A large proportion of the existing evidence on suicide in PWUD is related to opioid use. People who use opioids are a group that are relatively easier to capture and study in comparison to people who use non-opioid drugs, due to OAT registers or other drug treatment databases. While opioids are still responsible for the majority of drug-related deaths, cannabis is the most used substance worldwide, cocaine production is at a record high, and seizures of amphetamine and methamphetamine have increased [101]. It is therefore important to consider non-opioid drugs and their impact on suicide risk, in light of changing drug production and consumption patterns globally. Further studies in this area are needed.

Strengths and limitations

To the best of our knowledge, this is the first scoping review undertaken on factors associated with death by suicide in PWUD. A strength of this review was the inclusion of all publications, including peer-reviewed articles and grey literature, as well as consultation with experts in the area. However, a limitation to scoping reviews is the lack of in-depth quality appraisal of the evidence. The search was limited to publications in between 2000 and 2021; our results are up to date as of November 2021 only; therefore, it is possible that potentially relevant publications before 2000 or after November 2021 could have been missed. However, we included secondary research that cited older seminal literature, and so captured additional relevant publications in this manner.

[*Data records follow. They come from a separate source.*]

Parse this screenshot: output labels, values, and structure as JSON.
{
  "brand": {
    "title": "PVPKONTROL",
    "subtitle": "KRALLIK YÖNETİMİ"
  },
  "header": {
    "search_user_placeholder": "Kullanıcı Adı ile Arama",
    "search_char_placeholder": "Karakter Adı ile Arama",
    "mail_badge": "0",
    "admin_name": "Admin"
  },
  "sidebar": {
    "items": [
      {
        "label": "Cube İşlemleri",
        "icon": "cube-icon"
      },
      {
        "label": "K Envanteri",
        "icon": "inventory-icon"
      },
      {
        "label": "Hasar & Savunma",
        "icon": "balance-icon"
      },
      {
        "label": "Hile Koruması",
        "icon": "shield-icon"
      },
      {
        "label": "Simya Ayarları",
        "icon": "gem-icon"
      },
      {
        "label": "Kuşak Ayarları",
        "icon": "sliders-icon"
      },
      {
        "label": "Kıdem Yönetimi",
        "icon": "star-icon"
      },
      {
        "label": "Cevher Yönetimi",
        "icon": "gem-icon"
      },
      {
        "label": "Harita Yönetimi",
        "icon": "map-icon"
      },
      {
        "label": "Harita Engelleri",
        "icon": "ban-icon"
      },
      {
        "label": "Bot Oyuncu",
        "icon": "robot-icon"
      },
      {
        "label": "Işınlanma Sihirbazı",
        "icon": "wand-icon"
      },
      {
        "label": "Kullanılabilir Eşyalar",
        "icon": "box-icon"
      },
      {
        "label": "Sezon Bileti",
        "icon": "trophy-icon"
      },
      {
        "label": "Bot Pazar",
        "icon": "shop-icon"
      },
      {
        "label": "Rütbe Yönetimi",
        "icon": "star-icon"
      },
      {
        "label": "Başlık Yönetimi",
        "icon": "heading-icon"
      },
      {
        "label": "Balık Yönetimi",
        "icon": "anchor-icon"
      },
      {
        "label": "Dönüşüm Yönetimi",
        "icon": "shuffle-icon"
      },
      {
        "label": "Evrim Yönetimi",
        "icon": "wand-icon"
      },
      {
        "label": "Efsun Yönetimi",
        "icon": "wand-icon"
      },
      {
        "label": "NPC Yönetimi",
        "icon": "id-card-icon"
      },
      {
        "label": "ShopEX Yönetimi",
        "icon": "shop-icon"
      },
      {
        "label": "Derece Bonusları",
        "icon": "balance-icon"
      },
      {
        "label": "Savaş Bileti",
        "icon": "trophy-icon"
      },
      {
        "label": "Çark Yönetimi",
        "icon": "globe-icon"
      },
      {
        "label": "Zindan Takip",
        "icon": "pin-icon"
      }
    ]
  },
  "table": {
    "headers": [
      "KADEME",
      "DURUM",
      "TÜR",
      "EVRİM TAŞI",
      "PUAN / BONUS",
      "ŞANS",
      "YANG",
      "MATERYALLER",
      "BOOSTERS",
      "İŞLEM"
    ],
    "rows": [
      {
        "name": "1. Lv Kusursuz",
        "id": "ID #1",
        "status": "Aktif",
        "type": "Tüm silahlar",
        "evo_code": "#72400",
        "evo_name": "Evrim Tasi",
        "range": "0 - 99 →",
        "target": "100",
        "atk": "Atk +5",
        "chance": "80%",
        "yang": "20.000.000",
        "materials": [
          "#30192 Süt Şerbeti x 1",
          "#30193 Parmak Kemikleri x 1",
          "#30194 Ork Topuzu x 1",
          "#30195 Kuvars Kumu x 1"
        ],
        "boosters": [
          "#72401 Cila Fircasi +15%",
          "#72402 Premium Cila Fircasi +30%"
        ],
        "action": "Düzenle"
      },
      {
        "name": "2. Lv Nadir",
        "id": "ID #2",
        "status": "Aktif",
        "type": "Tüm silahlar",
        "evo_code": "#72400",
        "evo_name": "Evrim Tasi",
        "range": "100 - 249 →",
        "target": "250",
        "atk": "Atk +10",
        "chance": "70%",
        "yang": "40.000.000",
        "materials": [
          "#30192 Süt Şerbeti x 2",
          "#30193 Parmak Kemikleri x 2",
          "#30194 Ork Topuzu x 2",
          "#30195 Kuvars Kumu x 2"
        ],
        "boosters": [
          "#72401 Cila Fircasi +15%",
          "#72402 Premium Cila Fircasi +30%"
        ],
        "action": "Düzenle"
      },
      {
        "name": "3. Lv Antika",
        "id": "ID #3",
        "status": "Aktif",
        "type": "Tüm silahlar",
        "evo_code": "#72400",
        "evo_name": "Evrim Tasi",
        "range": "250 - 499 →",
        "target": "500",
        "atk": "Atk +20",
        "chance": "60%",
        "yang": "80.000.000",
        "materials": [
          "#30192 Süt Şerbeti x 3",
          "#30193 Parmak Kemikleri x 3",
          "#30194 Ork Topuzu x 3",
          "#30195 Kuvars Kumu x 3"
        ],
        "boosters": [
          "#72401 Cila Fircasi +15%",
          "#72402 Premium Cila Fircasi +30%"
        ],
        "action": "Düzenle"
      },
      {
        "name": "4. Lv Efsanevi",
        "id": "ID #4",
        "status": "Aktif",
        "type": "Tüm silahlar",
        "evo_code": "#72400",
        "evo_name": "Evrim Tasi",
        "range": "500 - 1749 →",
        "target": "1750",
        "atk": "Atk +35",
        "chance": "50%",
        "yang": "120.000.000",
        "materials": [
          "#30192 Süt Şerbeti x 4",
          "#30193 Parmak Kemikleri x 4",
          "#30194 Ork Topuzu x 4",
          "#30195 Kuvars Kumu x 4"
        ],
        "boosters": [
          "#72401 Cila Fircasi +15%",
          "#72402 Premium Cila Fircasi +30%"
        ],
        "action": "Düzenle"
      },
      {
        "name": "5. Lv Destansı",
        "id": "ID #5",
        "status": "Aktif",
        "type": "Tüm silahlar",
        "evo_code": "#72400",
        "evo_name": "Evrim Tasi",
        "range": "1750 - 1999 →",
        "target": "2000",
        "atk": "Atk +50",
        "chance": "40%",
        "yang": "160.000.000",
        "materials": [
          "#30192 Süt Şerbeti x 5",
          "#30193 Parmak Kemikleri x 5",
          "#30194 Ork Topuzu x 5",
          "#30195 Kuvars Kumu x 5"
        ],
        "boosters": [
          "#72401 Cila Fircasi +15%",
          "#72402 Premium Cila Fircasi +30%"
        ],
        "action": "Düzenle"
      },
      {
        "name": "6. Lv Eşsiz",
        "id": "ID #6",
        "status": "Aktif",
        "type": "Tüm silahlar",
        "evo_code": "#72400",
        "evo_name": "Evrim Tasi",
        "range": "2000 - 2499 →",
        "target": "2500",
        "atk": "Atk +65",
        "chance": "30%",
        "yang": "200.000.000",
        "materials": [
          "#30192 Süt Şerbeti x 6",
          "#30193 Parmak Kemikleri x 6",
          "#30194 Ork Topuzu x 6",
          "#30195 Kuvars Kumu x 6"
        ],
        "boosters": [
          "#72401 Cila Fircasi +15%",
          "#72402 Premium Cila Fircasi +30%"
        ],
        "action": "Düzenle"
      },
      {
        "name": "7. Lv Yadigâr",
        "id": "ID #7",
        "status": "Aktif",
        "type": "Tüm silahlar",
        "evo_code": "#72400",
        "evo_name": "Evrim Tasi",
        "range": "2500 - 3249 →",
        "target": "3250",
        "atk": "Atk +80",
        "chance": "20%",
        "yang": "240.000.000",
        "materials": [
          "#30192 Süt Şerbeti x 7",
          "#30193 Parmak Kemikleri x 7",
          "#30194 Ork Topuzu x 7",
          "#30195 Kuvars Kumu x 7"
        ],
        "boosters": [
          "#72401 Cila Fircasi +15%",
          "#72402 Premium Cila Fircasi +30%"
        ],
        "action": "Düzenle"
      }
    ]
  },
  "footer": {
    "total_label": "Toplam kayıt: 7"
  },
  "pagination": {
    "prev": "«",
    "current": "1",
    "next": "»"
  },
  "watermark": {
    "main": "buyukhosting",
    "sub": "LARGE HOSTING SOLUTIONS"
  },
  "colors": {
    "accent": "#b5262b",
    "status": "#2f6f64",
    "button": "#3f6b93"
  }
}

We included only English language publications, which may not be representative of all the evidence. This was necessary in order to avoid introducing erroneous conclusions by including papers that were not thoroughly understood, particularly when the context of suicide was so important to the objectives of the review.

Much US literature, which overlapped with veteran research, was excluded due to the absence of explicit candidate factors for death by suicide in PWUD within the study samples. This resulted in an over-representation of publications from Europe and Australia in this review, and so findings may not be reflective of the sociocultural context of drug use in the US.

Similarly, people with HIV were over-represented in studies that explored IV drug use or BBV in the review. HIV infection may be a potential confounder for risk of death by suicide in PWUD, as this illness confers additional medical complications.

Conclusions

The majority of data available on death by suicide among PWUD were extracted from epidemiological research, with limited in-depth analysis of explicit risk factors for suicide in this cohort. Opioids were the most prevalent drugs of use in PWUD who died by suicide, followed by cannabis and stimulant drugs. Violent methods of suicide were more prevalent in cannabis and stimulant users. Sex, age profile, comorbid medical conditions, mental health conditions, and inadequate dual diagnosis service provision, were factors associated with death by suicide in PWUD. To prevent suicide in PWUD, it is important to consider risk factors and type of drug use, and to tailor policies and practices accordingly.